1982年に創業したシリコンバレーバンクはナスダック上場のハイテク新興金融機関。土地柄、テック企業向けの融資やベンチャーキャピタル(VC)を手がけており、リーマンショック以降、伝統的でない経営方法により、米国で存在感を強めた。

ケイマリング氏は銀行業界が変化を強いられていると強調した。「市場の競争が激しくなり、金融機関の提供する商品が差別化要因をもてず、マージンの圧縮は毎日続いている。コンピューティングのコストは極めて安くなり、人々のポケットに収まるようになった」。

ケイマリング氏は「クラウドコンピューティングとスマートフォンが金融機関を直撃している。スマートフォンが消費者のニーズをドラスティックに変えている。大手金融機関が提供する多種多様なサービスの一つひとつを、スタートアップがプロダクトを開発している。銀行機能はアンバンドルされる可能性に瀕している」と語った。

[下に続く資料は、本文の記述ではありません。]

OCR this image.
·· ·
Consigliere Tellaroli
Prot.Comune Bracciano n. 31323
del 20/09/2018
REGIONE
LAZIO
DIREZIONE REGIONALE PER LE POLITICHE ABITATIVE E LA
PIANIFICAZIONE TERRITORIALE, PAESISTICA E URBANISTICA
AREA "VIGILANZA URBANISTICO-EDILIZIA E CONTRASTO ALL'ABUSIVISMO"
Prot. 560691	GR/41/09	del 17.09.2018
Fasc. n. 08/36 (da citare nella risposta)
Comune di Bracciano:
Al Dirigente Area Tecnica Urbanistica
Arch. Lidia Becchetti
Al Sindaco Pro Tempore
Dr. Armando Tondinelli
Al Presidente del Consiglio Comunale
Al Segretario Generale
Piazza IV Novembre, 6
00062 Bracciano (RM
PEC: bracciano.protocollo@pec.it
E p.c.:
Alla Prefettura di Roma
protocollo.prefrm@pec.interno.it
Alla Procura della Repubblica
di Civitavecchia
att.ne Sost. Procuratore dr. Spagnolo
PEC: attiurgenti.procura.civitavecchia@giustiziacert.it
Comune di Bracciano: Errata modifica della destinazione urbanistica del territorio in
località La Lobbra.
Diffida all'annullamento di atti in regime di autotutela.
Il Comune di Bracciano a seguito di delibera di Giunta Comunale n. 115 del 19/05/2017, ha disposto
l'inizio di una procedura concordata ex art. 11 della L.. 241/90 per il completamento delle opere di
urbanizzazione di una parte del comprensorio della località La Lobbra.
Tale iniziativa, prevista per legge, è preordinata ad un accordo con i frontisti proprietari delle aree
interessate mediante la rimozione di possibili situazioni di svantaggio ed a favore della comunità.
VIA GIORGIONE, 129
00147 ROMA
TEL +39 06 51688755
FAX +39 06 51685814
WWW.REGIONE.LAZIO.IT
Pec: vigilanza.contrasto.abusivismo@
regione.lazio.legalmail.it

「我々はすべてがネット接続された世界に生きており、LINEやWeChatでテキストを送ったり、お金を送金したりできる。レガシーインフラに依存する金融機関が、この類の競争に勝つためにはどうすればいいだろうか?」。

勘定系をAPIで外に開く

80年代創業の金融機関であるシリコンバレーバンクが取り組んだのは、基幹システム(勘定系システム)にAPI接続を導入することを含む、ビジネスモデルの変化だという。

「昨年、私のチームはたった6人で口座数を倍に増やした。古いインフラをAPIで外部に開かれた形に変えることで実現した。金融市場のリーダーたちも同様の挑戦をしている」。

「(機関投資家か超富裕層のみを顧客としてきた)米金融大手ゴールドマン・サックス・グループは昨年、消費者向け融資事業を立ち上げた。彼らは消費者向けのネットワークを構築する必要なかった。デザインカンパニーを買収し、クラウドプロバイダーとの協業をはじめ、Ethereumのワーキンググループに参加した(後に離脱)。自分自身をプラットフォームに変身させる試みをしたという」。

ケイマリング氏は「恐竜に何が起きたかは皆が知っていることだ。金融機関は競争することができるし、機能を水平線上の向こうに築くこと(APIエコノミーに参加すること)ができる」と締めくくった。